Foremost: Your pets can get frequent flier miles. Someone at United's card-making company actually has to print out a Frequent Flyer card that says in raised letters "Sparky" or "FuFu." That is awesome. But why stop there? Let's give them picture IDs on the back, so that way Reefer the Doberman can't give his card to Stella the poodle and scam the already-faltering airlines. Don't let animals start abusing US!

Hooray for Animal Rights!!

Next: There was this dude who was all over the news yesterday for going into the dentist with a toothache. It had been going on for some time, so they took an x-ray. There was a four inch nail in his head. He didn't know how it got there. But it was just gently resting on the front part of his brain.

We all know this happens all the time. I find it unbelievable that four inches of metal would find it's way into your body's communciations center without you noticing at some point, but hey. This world is full of unexplainable shit. Jon Lennon got shot but Yoko still lives, that's one of those things for sure. Want another? Why do the French spell Bologna like that? What is with their language, anyway?

I also wonder why this guy got on the news. Did Sanjay Gupta of CNN snort his v8 out his nose when some doctor told the story over danish and coffee? Mmm. Danish. Mm. Nails.
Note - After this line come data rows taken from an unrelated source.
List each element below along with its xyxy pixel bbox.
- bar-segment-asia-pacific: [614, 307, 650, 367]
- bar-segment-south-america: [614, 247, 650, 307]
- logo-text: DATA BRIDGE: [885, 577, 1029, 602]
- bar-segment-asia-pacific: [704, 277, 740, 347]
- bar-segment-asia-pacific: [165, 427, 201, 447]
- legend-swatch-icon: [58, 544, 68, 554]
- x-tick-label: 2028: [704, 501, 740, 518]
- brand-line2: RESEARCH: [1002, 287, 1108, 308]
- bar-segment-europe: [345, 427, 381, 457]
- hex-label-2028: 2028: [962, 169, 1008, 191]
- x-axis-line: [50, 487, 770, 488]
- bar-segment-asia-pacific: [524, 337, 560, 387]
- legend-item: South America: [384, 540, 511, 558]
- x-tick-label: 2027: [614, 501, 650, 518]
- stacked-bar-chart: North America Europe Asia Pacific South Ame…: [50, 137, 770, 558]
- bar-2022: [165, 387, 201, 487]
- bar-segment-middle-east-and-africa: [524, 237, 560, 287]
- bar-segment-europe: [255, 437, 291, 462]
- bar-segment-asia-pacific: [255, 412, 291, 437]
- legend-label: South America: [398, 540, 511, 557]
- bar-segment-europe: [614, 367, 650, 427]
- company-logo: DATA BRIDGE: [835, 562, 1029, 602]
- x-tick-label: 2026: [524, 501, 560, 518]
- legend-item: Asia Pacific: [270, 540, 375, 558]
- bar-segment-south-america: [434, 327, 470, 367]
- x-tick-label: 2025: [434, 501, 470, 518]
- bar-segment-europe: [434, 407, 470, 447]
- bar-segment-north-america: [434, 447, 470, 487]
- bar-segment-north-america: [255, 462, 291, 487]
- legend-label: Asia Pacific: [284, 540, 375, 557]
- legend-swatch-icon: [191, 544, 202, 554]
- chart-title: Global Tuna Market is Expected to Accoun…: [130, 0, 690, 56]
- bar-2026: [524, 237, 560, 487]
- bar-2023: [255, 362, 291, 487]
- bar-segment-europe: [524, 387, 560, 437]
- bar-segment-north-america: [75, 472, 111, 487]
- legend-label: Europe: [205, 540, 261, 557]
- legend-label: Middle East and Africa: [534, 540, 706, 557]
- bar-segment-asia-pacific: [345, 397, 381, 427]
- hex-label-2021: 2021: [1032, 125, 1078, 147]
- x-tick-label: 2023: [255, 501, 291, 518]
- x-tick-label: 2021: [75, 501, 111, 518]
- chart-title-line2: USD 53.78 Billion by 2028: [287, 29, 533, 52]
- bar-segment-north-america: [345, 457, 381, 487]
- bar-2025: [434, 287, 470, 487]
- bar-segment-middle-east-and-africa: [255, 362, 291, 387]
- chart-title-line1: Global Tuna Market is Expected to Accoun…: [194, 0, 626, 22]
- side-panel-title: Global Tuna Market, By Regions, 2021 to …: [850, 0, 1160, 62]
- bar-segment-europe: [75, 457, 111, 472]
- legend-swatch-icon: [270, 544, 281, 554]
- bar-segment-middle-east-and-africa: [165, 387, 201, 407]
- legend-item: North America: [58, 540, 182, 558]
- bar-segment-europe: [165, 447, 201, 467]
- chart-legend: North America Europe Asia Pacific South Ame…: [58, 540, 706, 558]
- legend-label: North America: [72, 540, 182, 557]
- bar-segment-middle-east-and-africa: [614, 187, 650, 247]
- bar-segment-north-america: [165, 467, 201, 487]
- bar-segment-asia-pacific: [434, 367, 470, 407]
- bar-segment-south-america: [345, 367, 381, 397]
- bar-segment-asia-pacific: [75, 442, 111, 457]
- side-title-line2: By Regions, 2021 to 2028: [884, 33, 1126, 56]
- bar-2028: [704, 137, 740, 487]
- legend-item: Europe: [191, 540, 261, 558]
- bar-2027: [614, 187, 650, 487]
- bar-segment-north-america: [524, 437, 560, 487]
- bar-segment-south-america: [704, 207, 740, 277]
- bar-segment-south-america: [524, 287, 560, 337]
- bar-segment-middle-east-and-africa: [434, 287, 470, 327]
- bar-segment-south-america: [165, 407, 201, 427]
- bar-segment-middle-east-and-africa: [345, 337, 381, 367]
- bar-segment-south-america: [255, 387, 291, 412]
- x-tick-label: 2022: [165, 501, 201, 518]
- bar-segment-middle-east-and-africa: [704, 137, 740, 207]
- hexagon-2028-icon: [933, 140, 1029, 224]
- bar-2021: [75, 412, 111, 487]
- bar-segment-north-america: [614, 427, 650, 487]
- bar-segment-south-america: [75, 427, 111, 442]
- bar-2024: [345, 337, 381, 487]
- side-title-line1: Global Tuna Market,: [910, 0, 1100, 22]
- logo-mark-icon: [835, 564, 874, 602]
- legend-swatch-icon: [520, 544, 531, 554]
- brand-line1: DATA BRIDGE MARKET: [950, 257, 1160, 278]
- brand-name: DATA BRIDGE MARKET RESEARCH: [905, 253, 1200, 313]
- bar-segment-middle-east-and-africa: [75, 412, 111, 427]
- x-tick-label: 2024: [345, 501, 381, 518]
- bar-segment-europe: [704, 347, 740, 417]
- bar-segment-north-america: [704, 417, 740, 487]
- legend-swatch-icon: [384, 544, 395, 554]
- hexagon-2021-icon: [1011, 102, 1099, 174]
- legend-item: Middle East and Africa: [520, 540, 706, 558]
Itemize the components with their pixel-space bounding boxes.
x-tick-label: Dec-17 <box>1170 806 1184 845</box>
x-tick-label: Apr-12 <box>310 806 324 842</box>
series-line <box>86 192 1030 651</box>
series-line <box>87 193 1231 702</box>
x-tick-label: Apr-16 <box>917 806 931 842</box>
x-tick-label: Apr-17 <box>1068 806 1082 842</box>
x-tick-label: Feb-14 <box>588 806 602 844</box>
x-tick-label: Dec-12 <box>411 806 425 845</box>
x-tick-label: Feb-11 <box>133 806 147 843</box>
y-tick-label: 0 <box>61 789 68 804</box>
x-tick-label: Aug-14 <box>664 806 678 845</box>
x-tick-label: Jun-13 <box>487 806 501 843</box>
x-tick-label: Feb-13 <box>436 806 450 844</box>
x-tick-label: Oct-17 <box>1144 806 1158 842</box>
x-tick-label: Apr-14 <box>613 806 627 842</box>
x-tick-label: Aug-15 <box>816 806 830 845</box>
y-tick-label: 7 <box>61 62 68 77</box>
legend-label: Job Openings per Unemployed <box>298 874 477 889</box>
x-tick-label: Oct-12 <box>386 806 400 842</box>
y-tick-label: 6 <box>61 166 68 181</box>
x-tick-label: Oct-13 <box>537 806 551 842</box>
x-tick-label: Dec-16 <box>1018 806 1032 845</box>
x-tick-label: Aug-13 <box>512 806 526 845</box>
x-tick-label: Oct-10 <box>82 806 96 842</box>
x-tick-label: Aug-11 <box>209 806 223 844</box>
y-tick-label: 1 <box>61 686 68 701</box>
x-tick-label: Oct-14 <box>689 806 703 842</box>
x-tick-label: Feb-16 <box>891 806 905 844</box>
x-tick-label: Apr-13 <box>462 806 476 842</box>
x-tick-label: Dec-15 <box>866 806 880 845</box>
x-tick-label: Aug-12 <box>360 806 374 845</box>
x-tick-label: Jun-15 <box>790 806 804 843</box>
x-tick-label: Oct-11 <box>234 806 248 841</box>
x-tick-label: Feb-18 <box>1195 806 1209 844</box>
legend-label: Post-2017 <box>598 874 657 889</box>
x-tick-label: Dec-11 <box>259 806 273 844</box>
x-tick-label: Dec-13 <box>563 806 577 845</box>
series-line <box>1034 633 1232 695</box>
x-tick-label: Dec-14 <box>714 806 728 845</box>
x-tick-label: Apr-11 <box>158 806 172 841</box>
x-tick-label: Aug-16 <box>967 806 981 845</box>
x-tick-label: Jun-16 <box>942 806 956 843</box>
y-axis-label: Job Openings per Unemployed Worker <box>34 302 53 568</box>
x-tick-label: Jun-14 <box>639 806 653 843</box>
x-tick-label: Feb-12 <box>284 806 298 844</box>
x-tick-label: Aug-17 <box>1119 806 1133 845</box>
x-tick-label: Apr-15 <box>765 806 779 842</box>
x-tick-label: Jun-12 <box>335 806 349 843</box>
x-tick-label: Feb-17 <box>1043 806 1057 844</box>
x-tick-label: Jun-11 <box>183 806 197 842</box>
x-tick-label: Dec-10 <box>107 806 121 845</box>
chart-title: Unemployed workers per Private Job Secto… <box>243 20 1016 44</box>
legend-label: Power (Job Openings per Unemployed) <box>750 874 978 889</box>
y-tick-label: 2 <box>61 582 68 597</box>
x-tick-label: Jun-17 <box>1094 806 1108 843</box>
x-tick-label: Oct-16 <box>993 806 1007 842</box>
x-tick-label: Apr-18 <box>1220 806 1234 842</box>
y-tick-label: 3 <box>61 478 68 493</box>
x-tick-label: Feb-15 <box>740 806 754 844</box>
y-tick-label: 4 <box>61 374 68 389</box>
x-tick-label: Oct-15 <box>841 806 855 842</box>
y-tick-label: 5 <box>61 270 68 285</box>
What do people who have gone through such traumas do with the foreign object that pierced them? I would save it, definetly. I think he should build some sort of commemorative helmet, or a dog house...and just put the nail in the top like an antenna. Maybe put a little tinsel on it.

moving on...

Option C: In Germany, men will be competing against each other in a reality show that races their sperm. Yeah, they're getting guys from all walks of life--celebrities, old dudes, health nuts, and the rest all to go to a sperm bank, make the donation in a test tube, and it will be shuttled to the studio. Then a chemical that is similar to the one secreted by an egg will be put into swimming reach, and the spermies will race each other.

This is, like, car-accident reality TV. I would absolutely watch this show. I would name all 500,000 of the soap-opera star's sperm and cheer them on. I would pick the vegan to win, just because I know that his sperm are too pale and sickly to make it. I would secretly hope that other sperm would turn gay and flee from the scene, not wanting to be a part of this heterosexual charade.

Wow. And the winner gets a Porsche. This has all those baby-loving feminist hags in a frenzy...."This is immoral!" they shout while clubbing a man over the head with their fake Fendi purses. "This is giving people the wrong idea! The prize should be a baby! Not a Porsche!"

Now, quite frankly, if science and the rules of nature got turned on their ear and I could fuck the most virile man AND receive a pricey sportscar instead of an unwanted pregnancy, I would be into that (Wait a minute. Some girls do that right now. Hey...) Maybe we should consult God on this one. Is it really that important to keep the population growing? Can't we instead embark on a journey to destroy the environment AND get laid more often sans consequences?

No more birth control! Give me some driving gloves!